Daniel Kasen studies energetic astrophysical phenomena such as supernovae and compact object mergers and their applicability as probes of physics and cosmology. His models of electromagnetic signals have guided observational efforts and played an important role in interpreting the first neutron star merger jointly detected in light and gravitational waves. His work has helped illuminate the diverse ways in which stars die and how the heavy elements in the universe formed from their ashes.
Rachel Mandelbaum is an observational cosmologist who uses data from large sky surveys to measure gravitational lensing (the deflection of light from distant objects by more nearby mass). She works at all stages of the measurement process, including data analysis methodology, production of theoretical predictions and development of statistical methodology. She uses gravitational lensing measurements to reveal the connection between the visible components of galaxies and invisible dark matter, which can answer basic questions about galaxy evolution and to reveal how cosmic structure has grown and evolved, which relates to the accelerated expansion rate of the universe and dark energy.
David Blei studies probabilistic machine learning, including its theory, algorithms and application. He has made contributions to unsupervised machine learning for text analysis, approximate Bayesian inference with variational methods, flexible modeling with Bayesian nonparametrics and many applications to the sciences and humanities.
Oded Regev works on mathematical and computational aspects of point lattices. A main focus of his research is in the area of lattice-based cryptography, where he introduced the Learning with Errors (LWE) problem. This problem is used as the basis for a wide variety of cryptographic protocols, including some of the leading candidates for post-quantum secure cryptographic standards.
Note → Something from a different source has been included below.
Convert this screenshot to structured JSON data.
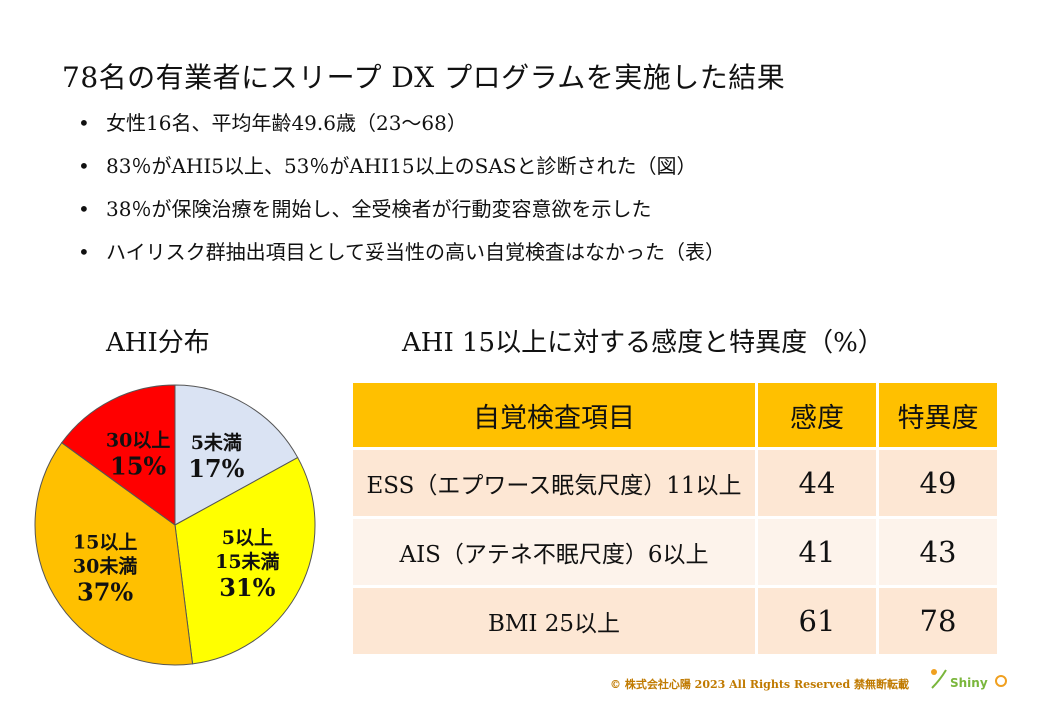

He is also interested in quantum computation, theoretical computer science and, more recently, molecular biology.
Brent Waters is a leader in the field of cryptography. His pioneering work introduced the concepts of attribute-based encryption and functional encryption. He is known for developing novel proof techniques including lossy trapdoor functions, dual system encryption and punctured programming analysis in cryptographic code obfuscation.
Ben Machta examines how physical laws constrain the design principles of biological systems. His research uses statistical physics, information theory and Riemannian geometry to understand how the need to coordinate and process information constrains function. He has worked to understand how simple models emerge from complex molecular details and to bound the energetic needs of small thermodynamic systems. He has also sought to understand how cells exploit the subtle physics near critical points to sense and respond to their environment.
Caroline Uhler has made major contributions to the development of methods in statistics and machine learning for applications in genomics. Her work to date has broken new ground on providing a systematic approach to studying graphical models. In particular, she uncovered statistical and computational limitations for causal inference and developed a novel framework for causal structure discovery from a mix of observational and interventional data. This led to new models and algorithms for inferring gene regulatory networks and for disease diagnostics by integrating gene expression data with the 3-D organization of the genome.